The drives that tested best are the Western Digital RED series and HGST drives. They performed very well over time, with a consistent failure rate at 1 percent for more than 20,000 drives sampled over two years. On Amazon, HGST sells a 3.5-inch 4TB 7,200rpm SATA drive for $164.24. That’s $41.06 per TB. One note of caution if you go the way of the dock: Handle with care. Transport and handle the drive in the antistatic bag, and make sure to discharge yourself on a nearby metal surface before placing the drive in the dock. Because these drives are usually mounted inside an enclosure or computer, they were never designed to be handled day to day and could be damaged by a static charge.

Other data drama in my world is the result of bandwidth. I’ve always felt the frustration that the U.S. is third on the list of Internet users, yet outside the top 10 list of global average connection speeds. I felt the speed issue recently when I ran a live Pro Tools cloud collaboration session between Blackbird’s Studio C and the home studio of percussionist Javier Solis in Texas.
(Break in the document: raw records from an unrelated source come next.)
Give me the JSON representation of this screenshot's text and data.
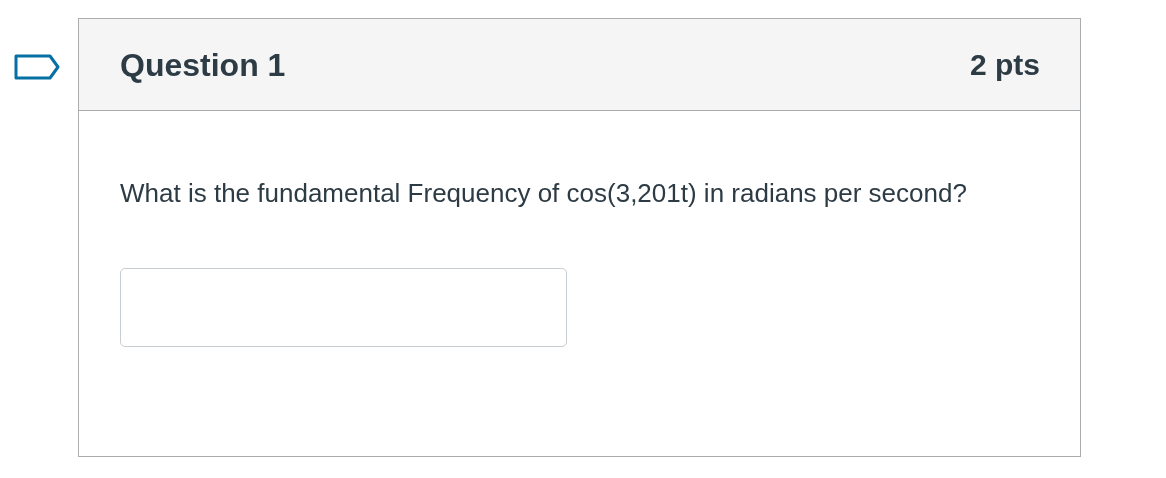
{
  "question": {
    "flagged": false,
    "title": "Question 1",
    "points": "2 pts",
    "text": "What is the fundamental Frequency of cos(3,201t) in radians per second?"
  }
}
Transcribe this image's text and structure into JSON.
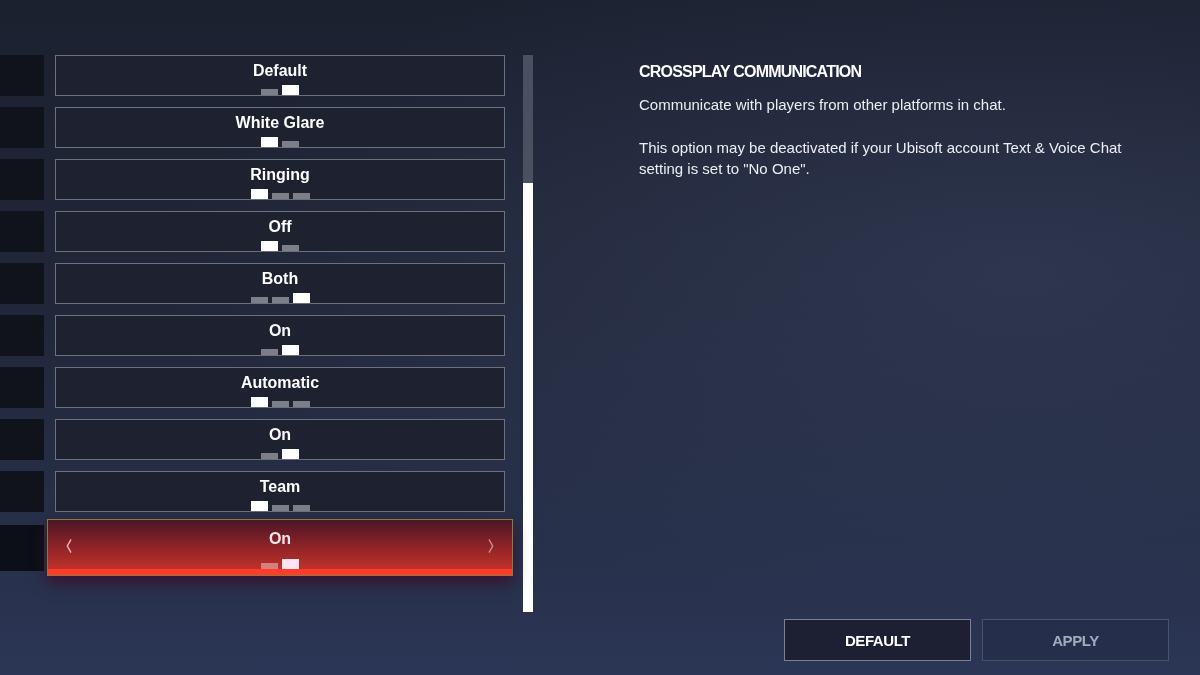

It was a Pro Tools 12.5 Project session of 10 stereo, 96kHz stems over which Javier supplied percussion overdubs.

We ran FaceTime for communication, and despite some bandwidth hiccups, the experience was great. It showed the potential of cloud collaboration within the DAW, which is the future. The drag was iffy FaceTime and slow up and down. I’ve been fantasizing about how well this would work over Google Fiber, something I thought was coming soon, being that Nashville has a nest of budding fiberhoods. That is until I got an email from Google stating: “We have, like many of you, been disheartened by the incredibly slow progress.” The grimmest stat is that of the 44,000 utility polls that need “make ready” work, only 33 poles have been made ready. Yikes! The backstory is that the other cable providers are not accommodating the new fiber-kid in town. In fact, they’re pulling away from a fiber-future all together. So best-in-class Internet speed is “hurry up and wait” but I’m not feeling confident it’s going to happen unless I move to a new-construction fiberhood—and that ain’t gonna happen. Rats.